On July 18, police then took the package to the Australia Post Office in Figtree where the manager was told to call the number detailed on the delivery to say the package had arrived and was ready for pick-up.
A person answered and told the manager a man would collect the package. That person then called Morse instructing him to go to the Figtree post office.
Morse drove to the store shortly after, picked up the package then was observed by police discarding all the contents except for the baby powder bottle when back in his car before returning to his Sheaffers Road home where he was arrested by officers.
Police searched Morse's car where they seized the bottle, his phone and 0.03g of cocaine.
Officers also found a protein powder container behind the front passenger's seat containing 1 kilogram of almost 80 per cent pure ketamine.
In his police interview, Morse told officers the phone was given to him by "a guy" who had imported the baby powder bottle and that he picked up the package to pay off his debt for his "cocaine addiction".
"The guy I get my coke off, I owe him a fair bit of money," Morse said. "I [had] to go pick up stuff.
When asked by the police officer whether he knew what was inside the package, Morse replied "I don't to be honest. I don't know, but I figure it's some sort of drugs".
"Because that's who I was buying it off," he said. "I just wanted to get out of the debt I owe to him."
Morse denied inquiring about the package with Australia Post.
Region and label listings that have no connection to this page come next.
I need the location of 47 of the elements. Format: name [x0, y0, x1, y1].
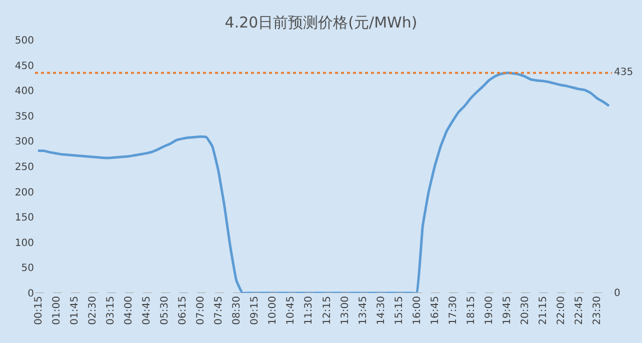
x-tick-label: 12:15 — [322, 296, 333, 325]
x-tick-label: 05:30 — [159, 296, 170, 325]
x-tick-label: 10:00 — [268, 296, 279, 325]
x-tick-label: 19:45 — [502, 296, 514, 325]
y-tick-label: 450 — [14, 60, 34, 72]
y-tick-label: 200 — [14, 187, 34, 198]
x-tick-label: 22:00 — [556, 296, 568, 325]
y-tick-label: 0 — [28, 288, 34, 300]
x-tick-label: 08:30 — [232, 296, 243, 325]
ref-line-label: 435 — [614, 67, 634, 78]
x-tick-label: 03:15 — [105, 296, 116, 325]
x-tick-label: 07:00 — [196, 296, 207, 325]
x-tick-label: 04:45 — [141, 296, 152, 325]
x-tick-label: 00:15 — [33, 296, 44, 325]
x-tick-label: 19:00 — [484, 296, 496, 325]
x-tick-label: 15:15 — [394, 296, 405, 325]
x-tick-label: 16:45 — [430, 296, 441, 325]
line-series — [36, 72, 610, 293]
chart-title: 4.20日前预测价格(元/MWh) — [224, 14, 418, 32]
x-tick-label: 06:15 — [178, 296, 189, 325]
y-tick-label: 150 — [14, 212, 34, 224]
x-tick-label: 23:30 — [592, 296, 604, 325]
x-tick-label: 16:00 — [412, 296, 423, 325]
y-tick-label: 100 — [14, 238, 34, 249]
y-tick-label: 250 — [14, 162, 34, 173]
x-tick-label: 11:30 — [304, 296, 315, 325]
ref-line-label: 0 — [614, 288, 620, 299]
x-tick-label: 10:45 — [286, 296, 297, 325]
y-tick-label: 50 — [21, 263, 34, 274]
x-tick-label: 13:00 — [340, 296, 351, 325]
y-tick-label: 500 — [14, 36, 34, 46]
x-tick-label: 21:15 — [538, 296, 550, 325]
y-tick-label: 300 — [14, 136, 34, 148]
x-tick-label: 09:15 — [250, 296, 261, 325]
x-tick-label: 04:00 — [123, 296, 134, 325]
x-tick-label: 13:45 — [358, 296, 369, 325]
x-tick-label: 18:15 — [466, 296, 478, 325]
x-tick-label: 01:45 — [69, 296, 80, 325]
x-tick-label: 20:30 — [520, 296, 532, 325]
y-tick-label: 350 — [14, 111, 34, 122]
x-tick-label: 07:45 — [214, 296, 225, 325]
x-tick-label: 02:30 — [87, 296, 98, 325]
x-tick-label: 14:30 — [376, 296, 387, 325]
x-tick-label: 01:00 — [51, 296, 62, 325]
x-tick-label: 17:30 — [448, 296, 459, 325]
y-tick-label: 400 — [14, 86, 34, 98]
x-tick-label: 22:45 — [574, 296, 586, 325]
He was charged with one count of attempt to possess a marketable quantity of an unlawful imported substance, being a border control drug, namely Ketamine.
And one count of possessing a substance, that is reasonable suspected of having been unlawfully imported, being a border controlled drug, namely Ketamine, and the quantity possessed being a marketable quantity.
Morse, who is on bail, is scheduled to be sentenced for the two charges in Wollongong District Court on April 3.